Hernán Libedinsky Moscovich, Fiscal Regional de Aysén
Este jueves y viernes se desarrolla en Coyhaique la décimo novena versión de las Jornadas Patagónicas de Derecho Penal Contemporáneo, una instancia que, con el paso del tiempo, se ha consolidado como un espacio de encuentro, reflexión y análisis sobre los desafíos más relevantes que enfrenta nuestro sistema de justicia en el ámbito penal.
Creo que no solo representan una tradición académica en nuestra región, sino también una expresión concreta del compromiso institucional del Ministerio Público con el perfeccionamiento continuo y la búsqueda de mejores herramientas para enfrentar fenómenos delictuales cada vez más complejos.
Qué dudad cabe, vivimos en un tiempo de una criminalidad que utiliza la tecnología y que cruza las fronteras. Para enfrentarla, debemos actualizarnos, innovar, aspirar a más. Y Aysén, pese a su lejanía, no se queda atrás en la búsqueda del conocimiento y de las herramientas para hacer frente a este flagelo.
Por ello, en esta oportunidad hemos querido centrar nuestras Jornadas Patagónicas en un tema que, sin duda, constituye uno de los mayores desafíos de nuestro tiempo, es decir, el crimen organizado.
El crimen organizado no reconoce fronteras, no distingue territorios y se adapta con rapidez a los cambios sociales, tecnológicos y económicos. Se trata de un fenómeno dinámico que pone en riesgo no solo la seguridad de las personas, sino también la solidez de nuestras instituciones.
Frente a esta realidad, resulta indispensable generar espacios como este, donde podamos detenernos a analizar en profundidad las múltiples dimensiones de este fenómeno.
En esta ocasión, contamos con la presencia de seis expositores de alto nivel, quienes, desde sus respectivas áreas de especialización, han aportado valiosos conocimientos y reflexiones.

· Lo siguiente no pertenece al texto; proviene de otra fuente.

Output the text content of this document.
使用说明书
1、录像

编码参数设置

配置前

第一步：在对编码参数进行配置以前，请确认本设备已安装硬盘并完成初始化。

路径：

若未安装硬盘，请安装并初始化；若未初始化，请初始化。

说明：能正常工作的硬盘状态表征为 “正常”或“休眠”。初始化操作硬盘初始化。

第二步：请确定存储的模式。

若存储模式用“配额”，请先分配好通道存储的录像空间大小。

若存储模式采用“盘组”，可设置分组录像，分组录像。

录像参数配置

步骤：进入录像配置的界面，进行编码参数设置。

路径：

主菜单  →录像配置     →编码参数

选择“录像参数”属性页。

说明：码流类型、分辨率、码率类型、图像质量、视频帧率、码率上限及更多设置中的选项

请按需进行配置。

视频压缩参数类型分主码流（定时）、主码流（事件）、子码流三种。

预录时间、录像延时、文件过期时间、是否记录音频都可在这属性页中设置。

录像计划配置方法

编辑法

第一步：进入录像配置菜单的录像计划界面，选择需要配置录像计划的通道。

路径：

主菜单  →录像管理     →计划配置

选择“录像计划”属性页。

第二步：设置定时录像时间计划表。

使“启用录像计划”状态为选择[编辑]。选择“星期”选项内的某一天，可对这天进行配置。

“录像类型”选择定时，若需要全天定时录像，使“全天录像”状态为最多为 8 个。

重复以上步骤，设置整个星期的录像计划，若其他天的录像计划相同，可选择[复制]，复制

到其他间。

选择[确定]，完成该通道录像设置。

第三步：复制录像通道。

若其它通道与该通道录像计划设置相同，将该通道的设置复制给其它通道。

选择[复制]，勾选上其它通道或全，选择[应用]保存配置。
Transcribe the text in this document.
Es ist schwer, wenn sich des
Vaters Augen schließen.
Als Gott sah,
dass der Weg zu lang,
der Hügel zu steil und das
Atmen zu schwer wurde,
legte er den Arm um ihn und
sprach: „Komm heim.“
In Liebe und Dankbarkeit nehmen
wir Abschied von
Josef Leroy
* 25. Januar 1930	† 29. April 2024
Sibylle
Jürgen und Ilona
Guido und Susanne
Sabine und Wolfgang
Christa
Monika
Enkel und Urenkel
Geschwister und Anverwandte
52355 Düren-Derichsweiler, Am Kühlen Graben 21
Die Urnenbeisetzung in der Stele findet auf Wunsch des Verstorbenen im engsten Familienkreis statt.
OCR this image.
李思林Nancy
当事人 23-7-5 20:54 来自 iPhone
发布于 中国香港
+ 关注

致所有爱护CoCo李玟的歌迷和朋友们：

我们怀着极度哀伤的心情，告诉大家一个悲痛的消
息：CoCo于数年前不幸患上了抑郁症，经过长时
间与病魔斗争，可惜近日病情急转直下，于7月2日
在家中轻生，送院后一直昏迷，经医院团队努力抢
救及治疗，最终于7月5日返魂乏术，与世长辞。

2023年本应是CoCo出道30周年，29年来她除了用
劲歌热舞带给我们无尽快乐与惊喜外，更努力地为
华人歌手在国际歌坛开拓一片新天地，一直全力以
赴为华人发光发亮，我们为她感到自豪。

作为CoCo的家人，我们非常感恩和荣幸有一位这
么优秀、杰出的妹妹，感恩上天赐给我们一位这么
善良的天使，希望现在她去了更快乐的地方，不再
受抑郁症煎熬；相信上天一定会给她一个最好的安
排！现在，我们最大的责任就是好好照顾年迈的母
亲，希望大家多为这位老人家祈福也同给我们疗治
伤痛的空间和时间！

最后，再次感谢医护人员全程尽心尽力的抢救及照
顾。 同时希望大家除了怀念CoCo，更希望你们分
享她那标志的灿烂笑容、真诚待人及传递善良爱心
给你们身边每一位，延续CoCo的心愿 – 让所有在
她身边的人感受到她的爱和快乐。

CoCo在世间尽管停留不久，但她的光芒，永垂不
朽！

Pero más allá de las exposiciones, estas jornadas tienen el valor adicional de ser un encuentro entre la teoría y la práctica.
En un contexto en que el crimen organizado se presenta como un fenómeno cada vez más desafiante, ninguna institución puede enfrentarlo aisladamente o en solitario. Se requiere coordinación, colaboración y una comprensión compartida del problema.
En ese sentido, las Jornadas Patagónicas constituyen una oportunidad para fortalecer redes, intercambiar experiencias y construir una mirada común que nos permita avanzar de manera más efectiva en la persecución penal.
Como Fiscalía, somos plenamente conscientes de la responsabilidad que tenemos en este ámbito. La persecución del crimen organizado exige no solo herramientas legales adecuadas, sino también equipos especializados y una permanente actualización de conocimientos.
Por ello, instancias como esta no solo aportan al ámbito técnico y jurídico, sino que también contribuyen a una discusión más amplia sobre cómo enfrentamos, como país, este tipo de criminalidad.